# With a Regulatory Regime That Freely Accomodates Housing Construction, Lower Interest Rates Drive Down Rents Instead of Driving Up the Price of Homes

In my travels to the central banks of many countries, when I dig into concerns about financial stability, I often find that the biggest financial stability worry associated with low or temporarily negative interest rates is about the effect of low interest rates on the price of houses in the capital city or other major cities. Let me analyze this issue.

The simplest case is when the anticipated real interest rate *r *is constant from now on and there are no tax complications. Suppose also that the home will last forever if appropriately maintained, with anticipated *Rent* and *Maintenance* constant from now on. Then the price *P *based on these anticipated values should be

* P = *(*Rent* - *Maintenance*) / r

If no additional construction is allowed, and the economy is fairly static even after the interest rate changes (say because of a changed desire for saving), *Rent *and *Maintenance* should stay close to the same, so *Price *should go up when *r *goes down.
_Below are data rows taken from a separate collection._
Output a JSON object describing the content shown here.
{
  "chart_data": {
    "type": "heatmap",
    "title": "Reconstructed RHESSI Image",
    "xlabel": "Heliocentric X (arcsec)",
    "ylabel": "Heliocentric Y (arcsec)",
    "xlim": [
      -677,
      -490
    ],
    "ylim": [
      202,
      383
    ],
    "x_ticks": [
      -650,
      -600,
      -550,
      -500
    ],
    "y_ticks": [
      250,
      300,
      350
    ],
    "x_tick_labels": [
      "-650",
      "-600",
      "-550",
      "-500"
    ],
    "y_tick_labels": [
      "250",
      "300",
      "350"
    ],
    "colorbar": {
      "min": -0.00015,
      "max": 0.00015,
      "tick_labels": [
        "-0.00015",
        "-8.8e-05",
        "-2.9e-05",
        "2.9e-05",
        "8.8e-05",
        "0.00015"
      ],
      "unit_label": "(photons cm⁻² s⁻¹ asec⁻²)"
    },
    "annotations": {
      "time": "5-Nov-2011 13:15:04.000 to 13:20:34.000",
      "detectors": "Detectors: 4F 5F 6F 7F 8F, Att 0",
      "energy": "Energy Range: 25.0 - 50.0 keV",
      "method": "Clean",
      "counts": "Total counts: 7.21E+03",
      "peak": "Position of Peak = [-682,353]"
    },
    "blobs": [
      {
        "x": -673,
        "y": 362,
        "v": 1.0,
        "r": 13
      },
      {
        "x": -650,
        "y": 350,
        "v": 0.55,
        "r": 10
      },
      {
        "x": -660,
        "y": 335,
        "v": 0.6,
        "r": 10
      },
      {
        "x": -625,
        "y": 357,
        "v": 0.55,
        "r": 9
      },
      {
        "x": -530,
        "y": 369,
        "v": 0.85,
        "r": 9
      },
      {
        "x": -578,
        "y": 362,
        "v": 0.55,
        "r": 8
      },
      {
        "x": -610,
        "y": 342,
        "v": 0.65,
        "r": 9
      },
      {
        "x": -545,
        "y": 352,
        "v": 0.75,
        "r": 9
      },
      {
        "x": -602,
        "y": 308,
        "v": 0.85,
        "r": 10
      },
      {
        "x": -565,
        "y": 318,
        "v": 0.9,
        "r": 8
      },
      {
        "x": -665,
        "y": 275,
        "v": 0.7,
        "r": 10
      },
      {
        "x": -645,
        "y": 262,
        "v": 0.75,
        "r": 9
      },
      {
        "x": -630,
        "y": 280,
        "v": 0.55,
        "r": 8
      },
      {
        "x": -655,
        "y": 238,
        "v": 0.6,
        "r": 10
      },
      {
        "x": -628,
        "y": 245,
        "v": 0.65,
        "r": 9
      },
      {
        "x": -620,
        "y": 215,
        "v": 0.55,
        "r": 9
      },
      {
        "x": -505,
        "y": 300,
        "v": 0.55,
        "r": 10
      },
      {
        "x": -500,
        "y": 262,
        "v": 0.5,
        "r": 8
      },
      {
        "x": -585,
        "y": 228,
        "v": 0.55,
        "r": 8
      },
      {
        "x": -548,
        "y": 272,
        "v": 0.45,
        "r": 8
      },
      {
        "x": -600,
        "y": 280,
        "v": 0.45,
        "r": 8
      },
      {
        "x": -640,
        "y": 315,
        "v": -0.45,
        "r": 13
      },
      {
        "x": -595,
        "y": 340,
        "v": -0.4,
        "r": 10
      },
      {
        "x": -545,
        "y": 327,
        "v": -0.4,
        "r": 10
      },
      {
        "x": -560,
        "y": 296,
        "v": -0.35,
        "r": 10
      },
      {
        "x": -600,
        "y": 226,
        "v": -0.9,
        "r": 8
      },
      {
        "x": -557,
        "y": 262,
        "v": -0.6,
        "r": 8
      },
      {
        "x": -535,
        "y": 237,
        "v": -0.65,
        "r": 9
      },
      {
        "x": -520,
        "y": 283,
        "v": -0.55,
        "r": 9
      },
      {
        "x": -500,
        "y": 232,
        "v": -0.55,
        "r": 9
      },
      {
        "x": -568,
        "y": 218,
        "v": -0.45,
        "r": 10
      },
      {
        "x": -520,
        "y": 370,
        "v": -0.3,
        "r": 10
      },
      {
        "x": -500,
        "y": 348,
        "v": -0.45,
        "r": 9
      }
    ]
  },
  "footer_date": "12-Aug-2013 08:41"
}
But if construction is freely allowed within certain parameters–say along the lines I propose in “Density is Destiny,” which makes land costs small relative to the physical cost of building, than in the long run, the price of a home must equal the cost of constructing, say, the floor of the building corresponding to that home. With *P *a constant, it is useful to rearrange the equation above to

*Rent* = *Maintenance +**r P*

Thus, for example,

- If, in the long run, the real interest rate is a small positive number in relation to the standard construction price of a home, than rent should be a little above maintenance.
- In the limit, as the real interest rates goes down toward zero, rent should just equal maintenance.
- If, in the long run, the real interest rate is negative, then the equation seems to say that rent should be below maintenance. But the equation doesn’t really work when the long-run real interest rate is negative, since if rent were below maintenance, the home would be a burden rather than a benefit, and no one would pay anything for it. In other words, the price is equal to the cost of building a home
*as long as it is worth someone’s while to build one.*But if rent were below maintenance in the long run, no one would build one. On the other side, note that the interest rate on an infinite-term bond–a consol–can never be negative in equilibrium. If I give you money and can never demand anything back other than interest, having a negative coupon payment where I pay you would mean I have only give you money and you never give me anything back. I won’t do it. So at a minimum, negative interest rates must either be temporary or include either some return of the principal within finite time, or an option to demand the principal back at some finite time.

If the interest rate is expected to move around, the same essential principles apply. For fixed rent and maintenance–corresponding in my simple example to a prohibition against new construction–any path of lower interest rates raises the present value of a home, so the price of a home goes up. For a fixed price of a home–corresponding in my simple example to a policy very favorable to new construction–almost any path of lower interest rates will lead to more construction and lower rents.